SHOW PROFILE must run right away after the query. It provides how much time is spent on different stages of query execution. The switches column provide the number of logical engine state switches (not OS level context switches). The stages times can help understand why a query is slow. In the example below, a lot of time is spent on the read_* stages because the query was executed right after the index was loaded, so it has to perform reads from the disk. Profiling a distributed index with remote nodes will add stages for connecting to agents and wait times for remote results.
mysql> SHOW PROFILE;
+--------------+----------+----------+---------+
| Status | Duration | Switches | Percent |
+--------------+----------+----------+---------+
| unknown | 0.000827 | 4 | 0.91 |
| local_search | 0.000011 | 1 | 0.01 |
| sql_parse | 0.000019 | 1 | 0.02 |
| dict_setup | 0.000001 | 1 | 0.00 |
| parse | 0.000029 | 1 | 0.03 |
| transforms | 0.000104 | 1 | 0.11 |
| init | 0.000668 | 1169 | 0.73 |
| read_docs | 0.069948 | 1348 | 76.58 |
| read_hits | 0.012602 | 285 | 13.80 |
| get_docs | 0.004021 | 804 | 4.40 |
| get_hits | 0.002276 | 704 | 2.49 |
| filter | 0.000069 | 258 | 0.08 |
| rank | 0.000252 | 791 | 0.28 |
| sort | 0.000266 | 8 | 0.29 |
| finalize | 0.000234 | 1 | 0.26 |
| aggregate | 0.000014 | 2 | 0.02 |
| eval_post | 0.000000 | 1 | 0.00 |
| total | 0.091341 | 5380 | 0 |
+--------------+----------+----------+---------+
18 rows in set (0.00 sec)
SHOW PLAN
SHOW PLAN shows how the evaluated query tree of the fulltext match. This is useful to understand how the input search is transformed and executed. The keywords are showed with their position in the query and if they are expanded keyword coming from a wildcarded term. In case of searches with wildcards, the command is useful as we can see the entire list of expansions.
mysql> SHOW PLAN\G
*************************** 1. row ***************************
Variable: transformed_tree
Value: AND(
AND(KEYWORD(search, querypos=1)),
OR(
OR(
AND(KEYWORD(engineer, querypos=2, expanded)),
OR(
AND(KEYWORD(engineering, querypos=2, expanded)),
OR(
AND(KEYWORD(engineers, querypos=2, expanded)),
AND(KEYWORD(engines, querypos=2, expanded)))),
AND(KEYWORD(engineered, querypos=2, expanded))),
OR(
AND(KEYWORD(engine's, querypos=2, expanded)),
OR(
AND(KEYWORD(engine_power, querypos=2, expanded)),
AND(KEYWORD(engined, querypos=2, expanded)))),
AND(KEYWORD(engine, querypos=2, expanded)),
OR(KEYWORD(engine*, querypos=2, expanded))))
1 row in set (0.00 sec)
SHOW PLAN also requires enabling profiling and must run before SHOW META.

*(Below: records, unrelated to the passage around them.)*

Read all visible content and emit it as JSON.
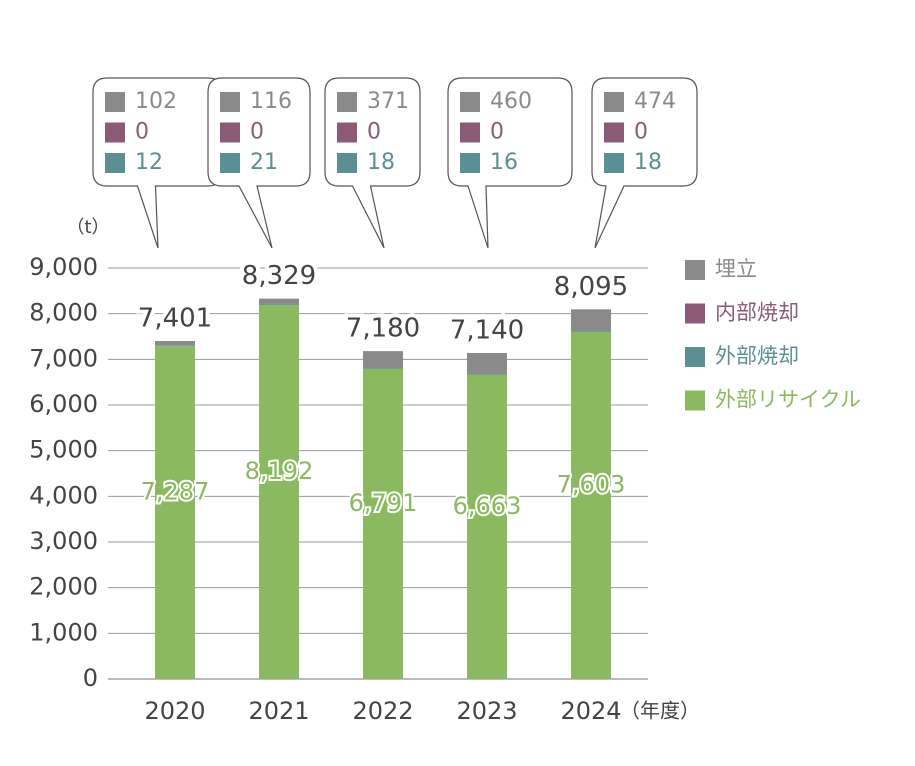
{
  "chart_data": {
    "type": "stacked_bar",
    "categories": [
      "2020",
      "2021",
      "2022",
      "2023",
      "2024"
    ],
    "x_unit": "（年度）",
    "y_unit": "（t）",
    "ylim": [
      0,
      9000
    ],
    "yticks": [
      0,
      {
        "value": 1000,
        "label": "1,000"
      },
      {
        "value": 2000,
        "label": "2,000"
      },
      {
        "value": 3000,
        "label": "3,000"
      },
      {
        "value": 4000,
        "label": "4,000"
      },
      {
        "value": 5000,
        "label": "5,000"
      },
      {
        "value": 6000,
        "label": "6,000"
      },
      {
        "value": 7000,
        "label": "7,000"
      },
      {
        "value": 8000,
        "label": "8,000"
      },
      {
        "value": 9000,
        "label": "9,000"
      }
    ],
    "grid": true,
    "series": [
      {
        "name": "埋立",
        "color": "#8a8a8a",
        "values": [
          102,
          116,
          371,
          460,
          474
        ]
      },
      {
        "name": "内部焼却",
        "color": "#8b5a76",
        "values": [
          0,
          0,
          0,
          0,
          0
        ]
      },
      {
        "name": "外部焼却",
        "color": "#5b8f94",
        "values": [
          12,
          21,
          18,
          16,
          18
        ]
      },
      {
        "name": "外部リサイクル",
        "color": "#8ab95f",
        "values": [
          7287,
          8192,
          6791,
          6663,
          7603
        ],
        "value_labels": [
          "7,287",
          "8,192",
          "6,791",
          "6,663",
          "7,603"
        ]
      }
    ],
    "totals": [
      7401,
      8329,
      7180,
      7140,
      8095
    ],
    "total_labels": [
      "7,401",
      "8,329",
      "7,180",
      "7,140",
      "8,095"
    ]
  }
}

Ultimately, the system resources needs to be monitored as well. If you are running other active services beside Manticore (like a database or application code), the impact of those needs to be monitored. While Manticore can live alongside other services, since it can be both CPU and IO intensive, for high traffic setups it’s better to have Manticore standalone so it doesn’t be influenced (or influence) by others.